2.  Was waren die wichtigsten Erfolge Ihrer beruflichen Laufbahn?

Ich bin sehr stolz darauf, dass ich schon sehr früh aktiv am Verhandlungsprozess für den EU-Beitritt beteiligt war, z. B. an der Prüfung der nationalen Rechtsvorschriften und ihrer Übereinstimmung mit den EU-Rechtsvorschriften, an den Verhandlungen zahlreicher Verhandlungskapitel und am letzten Treffen des tschechischen und des dänischen Premierministers im Rahmen des Europäischen Gipfels von Kopenhagen im Jahr 2002 während des dänischen Ratsvorsitzes.
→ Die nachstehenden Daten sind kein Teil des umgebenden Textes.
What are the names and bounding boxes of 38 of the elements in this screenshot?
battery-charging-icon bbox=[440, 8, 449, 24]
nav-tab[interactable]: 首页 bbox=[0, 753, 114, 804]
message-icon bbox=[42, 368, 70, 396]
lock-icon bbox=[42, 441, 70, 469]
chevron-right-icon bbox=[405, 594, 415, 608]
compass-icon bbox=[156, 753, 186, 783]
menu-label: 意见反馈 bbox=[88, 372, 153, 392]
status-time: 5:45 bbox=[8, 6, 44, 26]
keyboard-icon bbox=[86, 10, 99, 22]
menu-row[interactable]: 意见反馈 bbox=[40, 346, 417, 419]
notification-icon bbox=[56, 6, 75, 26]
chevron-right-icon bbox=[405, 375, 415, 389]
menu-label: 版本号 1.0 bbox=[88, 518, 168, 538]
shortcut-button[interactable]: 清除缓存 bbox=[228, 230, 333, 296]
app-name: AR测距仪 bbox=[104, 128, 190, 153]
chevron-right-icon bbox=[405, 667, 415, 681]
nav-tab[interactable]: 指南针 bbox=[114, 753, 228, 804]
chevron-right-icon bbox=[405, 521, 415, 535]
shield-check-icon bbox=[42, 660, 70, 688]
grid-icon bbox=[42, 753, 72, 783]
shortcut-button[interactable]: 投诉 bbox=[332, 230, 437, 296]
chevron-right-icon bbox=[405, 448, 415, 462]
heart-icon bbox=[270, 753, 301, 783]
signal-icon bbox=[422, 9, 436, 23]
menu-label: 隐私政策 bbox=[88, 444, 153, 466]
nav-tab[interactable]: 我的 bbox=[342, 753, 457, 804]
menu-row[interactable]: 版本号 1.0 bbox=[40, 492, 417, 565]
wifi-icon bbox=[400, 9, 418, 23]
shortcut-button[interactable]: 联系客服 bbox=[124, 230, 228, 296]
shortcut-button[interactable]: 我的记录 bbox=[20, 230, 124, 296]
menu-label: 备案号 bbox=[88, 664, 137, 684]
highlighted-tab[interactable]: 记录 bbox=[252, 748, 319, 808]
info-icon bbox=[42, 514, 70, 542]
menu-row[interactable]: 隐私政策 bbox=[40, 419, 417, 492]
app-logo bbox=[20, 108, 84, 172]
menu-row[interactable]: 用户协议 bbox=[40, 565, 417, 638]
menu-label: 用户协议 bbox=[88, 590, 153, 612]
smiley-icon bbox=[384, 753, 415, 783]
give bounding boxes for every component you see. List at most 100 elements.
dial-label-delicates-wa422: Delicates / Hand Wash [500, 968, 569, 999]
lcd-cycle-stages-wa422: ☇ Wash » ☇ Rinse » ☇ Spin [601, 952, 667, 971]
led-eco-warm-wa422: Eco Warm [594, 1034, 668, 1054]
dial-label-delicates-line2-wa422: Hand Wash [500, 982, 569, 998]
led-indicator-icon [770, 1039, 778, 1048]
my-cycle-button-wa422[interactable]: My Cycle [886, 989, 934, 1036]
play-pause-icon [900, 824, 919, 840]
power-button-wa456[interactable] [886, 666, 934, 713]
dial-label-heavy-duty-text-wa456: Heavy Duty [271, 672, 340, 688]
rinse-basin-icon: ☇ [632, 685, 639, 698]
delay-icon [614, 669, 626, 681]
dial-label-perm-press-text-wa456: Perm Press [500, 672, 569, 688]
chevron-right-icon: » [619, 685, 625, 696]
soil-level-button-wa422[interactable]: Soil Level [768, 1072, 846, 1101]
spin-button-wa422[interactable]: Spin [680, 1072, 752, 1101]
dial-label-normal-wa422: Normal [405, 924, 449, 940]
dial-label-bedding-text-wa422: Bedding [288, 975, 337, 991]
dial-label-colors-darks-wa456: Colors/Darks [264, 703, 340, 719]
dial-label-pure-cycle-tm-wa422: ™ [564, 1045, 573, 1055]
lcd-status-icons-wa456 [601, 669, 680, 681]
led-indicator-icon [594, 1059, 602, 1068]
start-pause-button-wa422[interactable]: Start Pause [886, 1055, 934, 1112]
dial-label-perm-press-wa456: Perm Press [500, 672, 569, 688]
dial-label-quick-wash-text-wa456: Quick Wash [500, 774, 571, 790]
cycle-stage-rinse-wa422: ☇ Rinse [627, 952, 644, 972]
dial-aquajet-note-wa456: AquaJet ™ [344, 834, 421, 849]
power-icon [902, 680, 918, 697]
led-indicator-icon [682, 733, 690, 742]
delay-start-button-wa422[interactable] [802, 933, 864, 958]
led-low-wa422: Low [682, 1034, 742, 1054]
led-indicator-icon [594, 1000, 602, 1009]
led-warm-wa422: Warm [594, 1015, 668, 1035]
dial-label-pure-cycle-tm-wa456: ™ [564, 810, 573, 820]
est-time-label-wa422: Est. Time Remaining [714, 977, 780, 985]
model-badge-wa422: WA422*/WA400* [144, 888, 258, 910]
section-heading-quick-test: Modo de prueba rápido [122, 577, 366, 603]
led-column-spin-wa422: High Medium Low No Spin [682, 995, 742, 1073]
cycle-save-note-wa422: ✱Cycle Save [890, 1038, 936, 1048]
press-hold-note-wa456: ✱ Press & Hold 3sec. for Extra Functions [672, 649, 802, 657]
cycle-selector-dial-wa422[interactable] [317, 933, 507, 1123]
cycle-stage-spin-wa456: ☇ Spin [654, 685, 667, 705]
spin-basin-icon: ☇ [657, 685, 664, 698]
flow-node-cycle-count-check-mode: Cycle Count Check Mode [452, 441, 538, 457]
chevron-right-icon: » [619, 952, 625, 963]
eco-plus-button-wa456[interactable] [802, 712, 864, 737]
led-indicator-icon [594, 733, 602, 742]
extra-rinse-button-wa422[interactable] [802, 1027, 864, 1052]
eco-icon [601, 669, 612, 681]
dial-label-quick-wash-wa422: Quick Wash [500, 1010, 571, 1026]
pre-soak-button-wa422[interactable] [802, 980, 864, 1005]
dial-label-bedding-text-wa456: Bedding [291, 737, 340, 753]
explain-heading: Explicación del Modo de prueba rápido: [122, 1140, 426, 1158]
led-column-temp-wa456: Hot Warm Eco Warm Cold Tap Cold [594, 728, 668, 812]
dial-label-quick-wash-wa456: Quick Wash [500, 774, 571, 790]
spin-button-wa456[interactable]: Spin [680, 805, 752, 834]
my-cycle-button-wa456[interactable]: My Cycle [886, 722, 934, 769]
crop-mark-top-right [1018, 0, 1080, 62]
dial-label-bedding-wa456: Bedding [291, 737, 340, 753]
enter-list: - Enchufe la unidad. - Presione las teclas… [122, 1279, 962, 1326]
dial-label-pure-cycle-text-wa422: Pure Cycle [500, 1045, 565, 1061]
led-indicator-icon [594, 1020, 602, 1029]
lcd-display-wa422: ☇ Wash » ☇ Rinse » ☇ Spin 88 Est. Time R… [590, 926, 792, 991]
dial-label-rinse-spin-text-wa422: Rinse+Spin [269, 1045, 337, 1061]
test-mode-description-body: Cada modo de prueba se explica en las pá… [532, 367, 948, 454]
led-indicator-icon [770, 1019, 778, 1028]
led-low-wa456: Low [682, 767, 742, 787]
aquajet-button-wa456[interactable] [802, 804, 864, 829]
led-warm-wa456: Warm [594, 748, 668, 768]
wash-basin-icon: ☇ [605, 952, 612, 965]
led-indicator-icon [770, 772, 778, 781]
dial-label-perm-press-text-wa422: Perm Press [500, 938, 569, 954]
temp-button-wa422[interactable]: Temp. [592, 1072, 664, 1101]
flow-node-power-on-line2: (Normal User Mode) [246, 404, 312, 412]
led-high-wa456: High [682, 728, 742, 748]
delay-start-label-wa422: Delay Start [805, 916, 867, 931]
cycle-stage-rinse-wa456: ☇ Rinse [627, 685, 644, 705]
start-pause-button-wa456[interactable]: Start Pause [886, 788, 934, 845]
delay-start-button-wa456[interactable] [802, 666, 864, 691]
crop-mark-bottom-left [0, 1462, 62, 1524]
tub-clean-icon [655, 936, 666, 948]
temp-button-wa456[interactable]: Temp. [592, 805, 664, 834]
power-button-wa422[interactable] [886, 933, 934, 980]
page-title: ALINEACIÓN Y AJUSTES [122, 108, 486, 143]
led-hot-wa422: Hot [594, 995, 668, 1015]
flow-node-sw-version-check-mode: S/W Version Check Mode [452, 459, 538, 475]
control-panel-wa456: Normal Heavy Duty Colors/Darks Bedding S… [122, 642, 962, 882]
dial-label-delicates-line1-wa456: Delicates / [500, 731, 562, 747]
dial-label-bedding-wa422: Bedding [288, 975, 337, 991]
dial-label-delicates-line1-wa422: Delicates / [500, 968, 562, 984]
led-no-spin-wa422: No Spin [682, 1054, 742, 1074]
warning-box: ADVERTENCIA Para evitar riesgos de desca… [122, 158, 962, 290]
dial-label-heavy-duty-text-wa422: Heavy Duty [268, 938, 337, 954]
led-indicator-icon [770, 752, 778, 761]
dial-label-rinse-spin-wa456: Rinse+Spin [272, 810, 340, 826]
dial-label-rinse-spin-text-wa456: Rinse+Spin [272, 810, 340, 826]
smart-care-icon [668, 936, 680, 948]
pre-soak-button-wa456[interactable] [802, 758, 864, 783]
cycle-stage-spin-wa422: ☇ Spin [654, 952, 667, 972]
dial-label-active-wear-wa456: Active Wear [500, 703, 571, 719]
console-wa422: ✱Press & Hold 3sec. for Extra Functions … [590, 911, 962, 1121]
Zusammen mit meinem Team der Abteilung „Nationaler Fonds“ diente ich als verlängerter Arm der Kommission, entweder in meiner Funktion als Zahlstelle oder Bescheinigungsbehörde oder als zuständige Behörde. Die Kommission hat im Laufe der Jahre die Stabilität und Zuverlässigkeit des für den Nationalen Fonds zuständigen Teams begrüßt.

Zusammen mit der Abteilung „Schuldendienst“ habe ich den tschechischen Anleihemarkt erheblich verbessert und die Struktur der Staatsverschuldung sowie die Refinanzierungskosten optimiert. Die Maßnahmen umfassten eine Verbesserung der Zusammenarbeit mit den Primärhändlern der tschechischen Anleihen, der Einführung von MTS (einer Plattform für den Handel auf dem Sekundärmarkt), die Umstrukturierung der Abteilung entsprechend der bewährten Verfahren der EU und die Einführung einer vollständig transparenten Ausführung individueller Transaktionen und Auswahl der Gegenstücke für Transaktionen in EUR.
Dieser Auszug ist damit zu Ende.